Update safely. Pull new images and recreate containers without downtime:
docker compose pull
docker compose up -dCompose only recreates containers whose images have changed. Services with unchanged images keep running. For zero-downtime deploys with health checks and rolling updates, consider Docker Swarm mode or Kubernetes.
Migrating from docker-compose (Hyphenated)
If you’re coming from the standalone docker-compose binary (V1), the migration is straightforward. The command syntax is almost identical, with a space replacing the hyphen:
| Old (deprecated) | New (current) |
|---|---|
docker-compose up -d | docker compose up -d |
docker-compose down | docker compose down |
docker-compose logs | docker compose logs |
docker-compose exec | docker compose exec |
Remove the version: key from your compose files. It served a purpose in Compose V1 to select the schema version, but V2+ determines the format automatically. Leaving it in produces a warning on every run.
One behavioral difference to watch for: container naming changed. Compose V1 used underscores (project_service_1), while V2 uses hyphens (project-service-1).
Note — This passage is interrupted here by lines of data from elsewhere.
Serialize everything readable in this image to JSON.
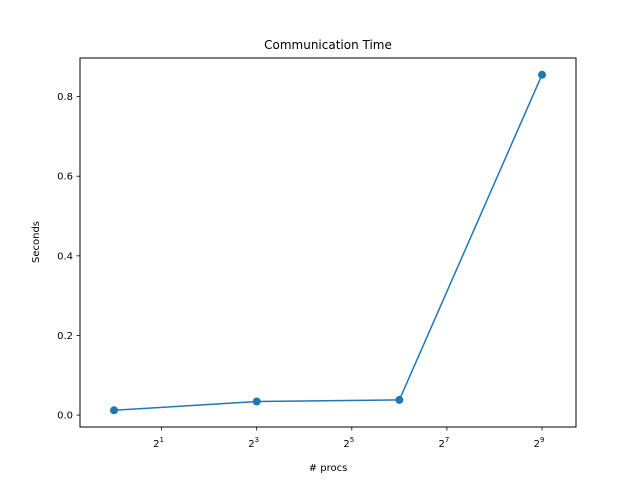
{
  "chart_data": {
    "type": "line",
    "title": "Communication Time",
    "xlabel": "# procs",
    "ylabel": "Seconds",
    "x_scale": "log2",
    "x": [
      1,
      8,
      64,
      512
    ],
    "series": [
      {
        "values": [
          0.012,
          0.034,
          0.038,
          0.855
        ],
        "color": "#1f77b4",
        "marker": "circle"
      }
    ],
    "xlim": [
      0.609,
      840.0
    ],
    "ylim": [
      -0.03,
      0.897
    ],
    "x_ticks": [
      {
        "value": 2,
        "base": "2",
        "exp": "1"
      },
      {
        "value": 8,
        "base": "2",
        "exp": "3"
      },
      {
        "value": 32,
        "base": "2",
        "exp": "5"
      },
      {
        "value": 128,
        "base": "2",
        "exp": "7"
      },
      {
        "value": 512,
        "base": "2",
        "exp": "9"
      }
    ],
    "y_ticks": [
      {
        "value": 0.0,
        "label": "0.0"
      },
      {
        "value": 0.2,
        "label": "0.2"
      },
      {
        "value": 0.4,
        "label": "0.4"
      },
      {
        "value": 0.6,
        "label": "0.6"
      },
      {
        "value": 0.8,
        "label": "0.8"
      }
    ],
    "grid": false,
    "legend": "none"
  }
}
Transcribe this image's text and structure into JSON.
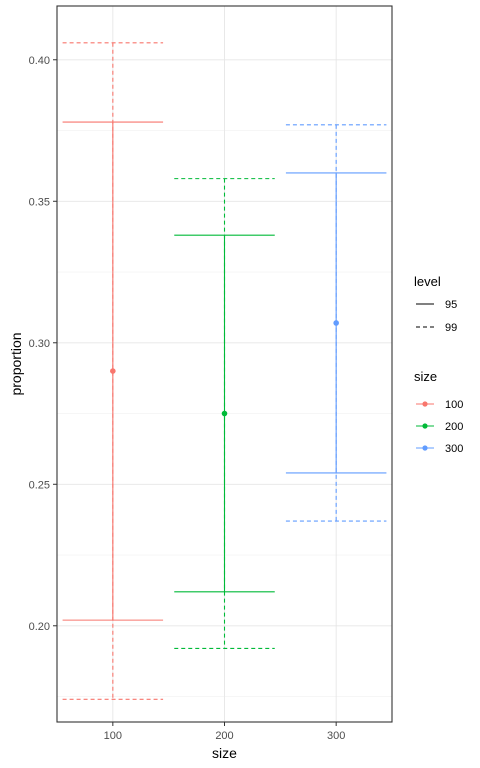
{
  "chart_data": {
    "type": "errorbar",
    "xlabel": "size",
    "ylabel": "proportion",
    "categories": [
      "100",
      "200",
      "300"
    ],
    "points": [
      0.29,
      0.275,
      0.307
    ],
    "intervals": [
      {
        "level": "95",
        "lower": [
          0.202,
          0.212,
          0.254
        ],
        "upper": [
          0.378,
          0.338,
          0.36
        ]
      },
      {
        "level": "99",
        "lower": [
          0.174,
          0.192,
          0.237
        ],
        "upper": [
          0.406,
          0.358,
          0.377
        ]
      }
    ],
    "ylim": [
      0.166,
      0.419
    ],
    "yticks": [
      0.2,
      0.25,
      0.3,
      0.35,
      0.4
    ],
    "ytick_labels": [
      "0.20",
      "0.25",
      "0.30",
      "0.35",
      "0.40"
    ],
    "grid": true,
    "colors": {
      "100": "#F8766D",
      "200": "#00BA38",
      "300": "#619CFF"
    },
    "legend": {
      "position": "right",
      "level": {
        "title": "level",
        "entries": [
          "95",
          "99"
        ]
      },
      "size": {
        "title": "size",
        "entries": [
          "100",
          "200",
          "300"
        ]
      }
    }
  }
}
If you have scripts or monitoring that reference containers by name, update the patterns.
Uninstall the old standalone binary to avoid confusion:
sudo rm /usr/local/bin/docker-composeThe plugin-based docker compose is the only supported path going forward.
Troubleshooting Common Issues
Error: “port is already allocated”
Another process on the host is already using the port you’re trying to map. Find it:
sudo ss -tlnp | grep 8080Either stop the conflicting service or change the host port in your compose file. The container port (right side of the colon) stays the same.
Error: “network not found”
This happens after renaming the project directory or changing the project name. Compose prefixes network names with the project name, and stale references don’t match. Clean up orphan networks:
docker network pruneThen bring the stack up again. Compose recreates the networks with the correct names.
Container exits immediately after starting
Check the container logs for the reason:
docker compose logs appCommon causes include missing environment variables, wrong image tags, or application errors. If the process exits with code 0, it completed successfully but had nothing to keep running. Web servers, databases, and background workers need a foreground process. A container running a one-shot script exits when the script finishes.
Service can’t connect to another service by name
DNS resolution between services only works within the same Docker network. If you’re using custom networks, verify that both services are on the same network. Run docker compose config and check the networks section for each service. A service on frontend-net cannot resolve the hostname of a service that only exists on backend-net.